The federal government is open to the idea of enhancing farm support programs — including the advance payments program — as a way to help Canada’s canola producers cope with the loss of one of their key export markets.
But before any changes are made, the federal agriculture ministry needs to review existing support programs and determine which ones should be targeted, said federal Agriculture Minister Marie-Claude Bibeau.
“I’m very open to this idea but I want to take the time to look at the various … risk management programs that we have, including the advance payments mechanism … to see which one would be the most appropriate because our intention is to support our farmers,” Bibeau told reporters in Saskatoon March 29.
It’s “too soon to say” how quickly program changes could be implemented, Bibeau added.
“We’re just looking at reviewing all of the tools that we have but I would say it’s a matter of weeks to have a clear understanding and to make a decision on what mechanisms would be the most appropriate … and where we have the most flexibility.”
Bibeau and federal Trade Minister Jim Carr were in Saskatoon last week to meet with canola industry officials and provincial ministers.
Federal, provincial and industry leaders shared information on the current situation regarding canola exports to China and discussed potential solutions aimed at resolving the trade issue.
Chinese customs authorities have terminated canola seed shipments from two of Canada’s largest canola exporters, Winnipeg-based Richardson International and Regina-based Viterra.
Chinese authorities cited pests and other phytosanitary concerns as the reason for the trade action.
So far, only two companies had the export licences suspended, but other canola exporters from Canada have also indicated that new sales to China have effectively been curtailed.
“It’s Viterra and Richardson that have been affected by regulatory decisions by the customs agency in China but all of our canola seed exporters have said that new sales of canola have effectively dried up,” said Canola Council of Canada president Jim Everson.
Bibeau said the government of Canada is working to find a “science-based solution” to the trade disruption with China.
She declined to acknowledge that China’s ban on Canadian canola seed exports is politically motivated but conceded Ottawa is also working on the diplomatic front to ensure a timely solution.
“We are really putting the emphasis on (finding) a science-based solution,” Bibeau said.
So far, inspectors from the Canadian Food Inspection Agency “have found no pests of irregularities …” that should impact trade with China, she added.
Everson said no other importers of Canadian canola have raised concerns about the quality of Canadian canola.
“We have these multiple issues that have been raised by China, which is perplexing to us because other importers have not (raised concerns),” Everson said.
If the disruption to canola exports “is truly about quality, it shouldn’t take very long at all” to resolve, he added.
Sources who attended the meeting with Bibeau said it appears unlikely that Canada will send a political delegation to China.
Last week, the provincial government and the Agricultural Producers Association of Saskatchewan said they would press Ottawa to consider immediate changes to the Advance Payments Program (APP), a farm cash advance program that is back-stopped by federal government.
The program offers cash advances to farmers on the condition that the advances will be repaid, under preferred terms, within a certain period of time.
As it stands, the program offers a maximum advance of $400,000 per qualified applicant, with the first $100,000 offered interest-free.
In meetings on March 29, Saskatchewan Agriculture Minister David Marit requested that the maximum cash advance limit be extended to $1 million, with interest payments waived on the entire amount advanced.
Ottawa was also asked to extend the repayment deadline, a move that would reduce financial pressure on farmers who are either unable or unwilling to sell their canola at reduced prices.
“Hopefully, that will help alleviate the pressure of spring seeding and the expense around that side of it,” Marit said.
In a March 28 news release, APAS proposed changes to the advance payments program, along with improvements to the federal-provincial AgriStability program.
“AgriStability is intended to be the program that supports producers when market or price problems put their income at risk,” said APAS president Todd Lewis.
“But because of funding cuts, program design issues and administrative red tape, many Saskatchewan producers withdrew from the program.
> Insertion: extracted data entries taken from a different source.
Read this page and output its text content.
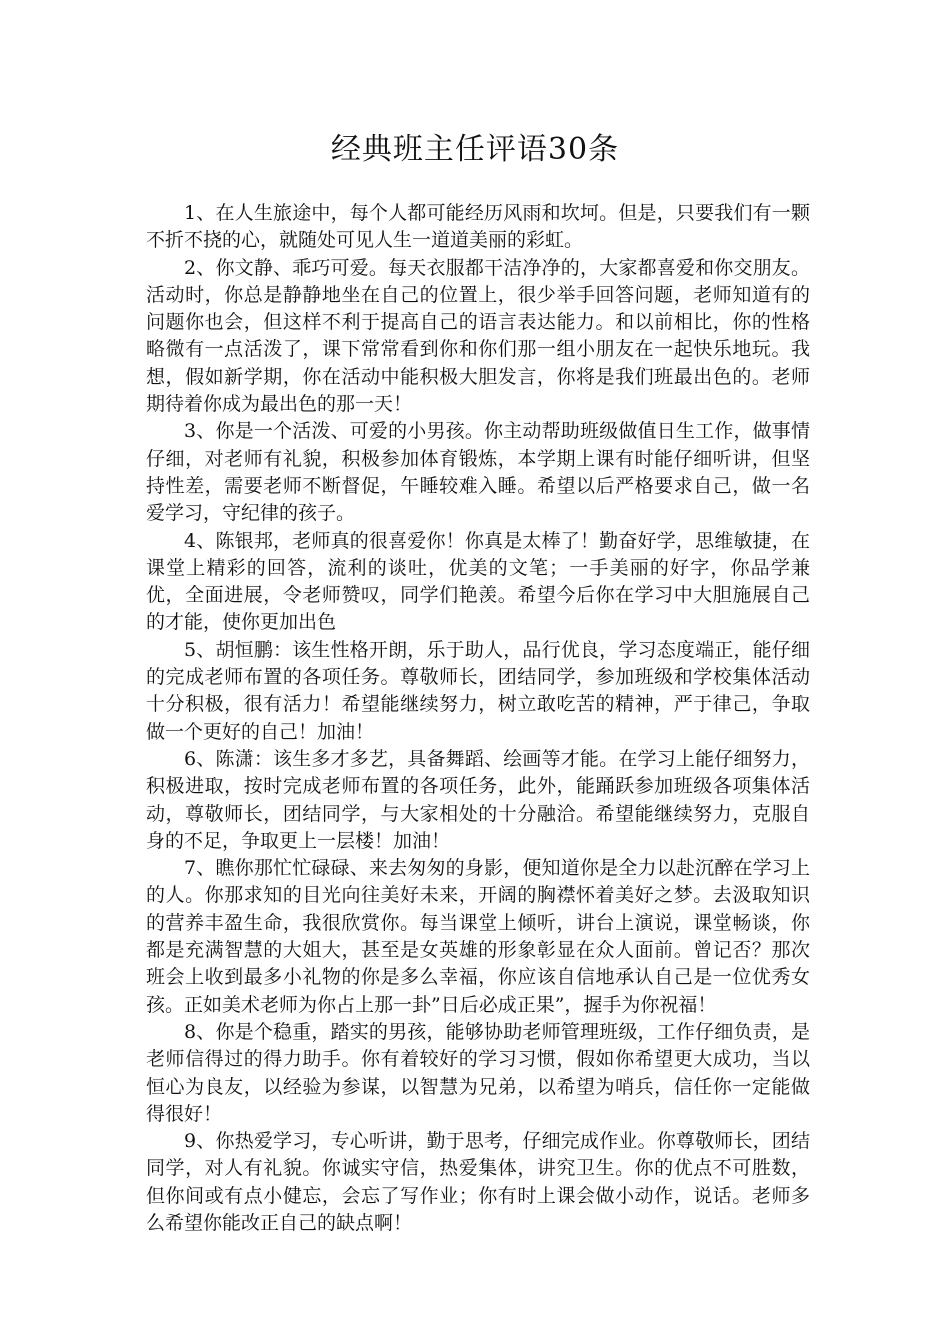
经典班主任评语30条

1、在人生旅途中，每个人都可能经历风雨和坎坷。但是，只要我们有一颗不折不挠的心，就随处可见人生一道道美丽的彩虹。

2、你文静、乖巧可爱。每天衣服都干洁净净的，大家都喜爱和你交朋友。活动时，你总是静静地坐在自己的位置上，很少举手回答问题，老师知道有的问题你也会，但这样不利于提高自己的语言表达能力。和以前相比，你的性格略微有一点活泼了，课下常常看到你和你们那一组小朋友在一起快乐地玩。我想，假如新学期，你在活动中能积极大胆发言，你将是我们班最出色的。老师期待着你成为最出色的那一天！

3、你是一个活泼、可爱的小男孩。你主动帮助班级做值日生工作，做事情仔细，对老师有礼貌，积极参加体育锻炼，本学期上课有时能仔细听讲，但坚持性差，需要老师不断督促，午睡较难入睡。希望以后严格要求自己，做一名爱学习，守纪律的孩子。

4、陈银邦，老师真的很喜爱你！你真是太棒了！勤奋好学，思维敏捷，在课堂上精彩的回答，流利的谈吐，优美的文笔；一手美丽的好字，你品学兼优，全面进展，令老师赞叹，同学们艳羡。希望今后你在学习中大胆施展自己的才能，使你更加出色

5、胡恒鹏：该生性格开朗，乐于助人，品行优良，学习态度端正，能仔细的完成老师布置的各项任务。尊敬师长，团结同学，参加班级和学校集体活动十分积极，很有活力！希望能继续努力，树立敢吃苦的精神，严于律己，争取做一个更好的自己！加油！

6、陈潇：该生多才多艺，具备舞蹈、绘画等才能。在学习上能仔细努力，积极进取，按时完成老师布置的各项任务，此外，能踊跃参加班级各项集体活动，尊敬师长，团结同学，与大家相处的十分融洽。希望能继续努力，克服自身的不足，争取更上一层楼！加油！

7、瞧你那忙忙碌碌、来去匆匆的身影，便知道你是全力以赴沉醉在学习上的人。你那求知的目光向往美好未来，开阔的胸襟怀着美好之梦。去汲取知识的营养丰盈生命，我很欣赏你。每当课堂上倾听，讲台上演说，课堂畅谈，你都是充满智慧的大姐大，甚至是女英雄的形象彰显在众人面前。曾记否？那次班会上收到最多小礼物的你是多么幸福，你应该自信地承认自己是一位优秀女孩。正如美术老师为你占上那一卦”日后必成正果”，握手为你祝福！

8、你是个稳重，踏实的男孩，能够协助老师管理班级，工作仔细负责，是老师信得过的得力助手。你有着较好的学习习惯，假如你希望更大成功，当以恒心为良友，以经验为参谋，以智慧为兄弟，以希望为哨兵，信任你一定能做得很好！

9、你热爱学习，专心听讲，勤于思考，仔细完成作业。你尊敬师长，团结同学，对人有礼貌。你诚实守信，热爱集体，讲究卫生。你的优点不可胜数，但你间或有点小健忘，会忘了写作业；你有时上课会做小动作，说话。老师多么希望你能改正自己的缺点啊！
So, we have a potential vehicle available for governments, if they are willing to commit to improvements.”
APAS proposes the following changes to the AgriStability program:
- An enhancement of AgriStability coverage to deal with export market issues.
- Elimination of enrolment fees for 2019 AgriStability applications.
- An extended 2019 enrolment deadline and elimination of late-enrollment penalties.
- AgriStability interim payments should trade issues seriously reduce farm income.
Carr told the media last week that Ottawa will consider changes to existing farm support mechanisms to provide short-term financial relief to producers, who are also facing restricted trade in pulse crops to India and durum wheat to Italy.
“If necessary and as necessary, we will look at possible support,” he told Bloomberg.
Saskatchewan’s canola seed exports to China were valued at nearly $1.4 billion in 2017.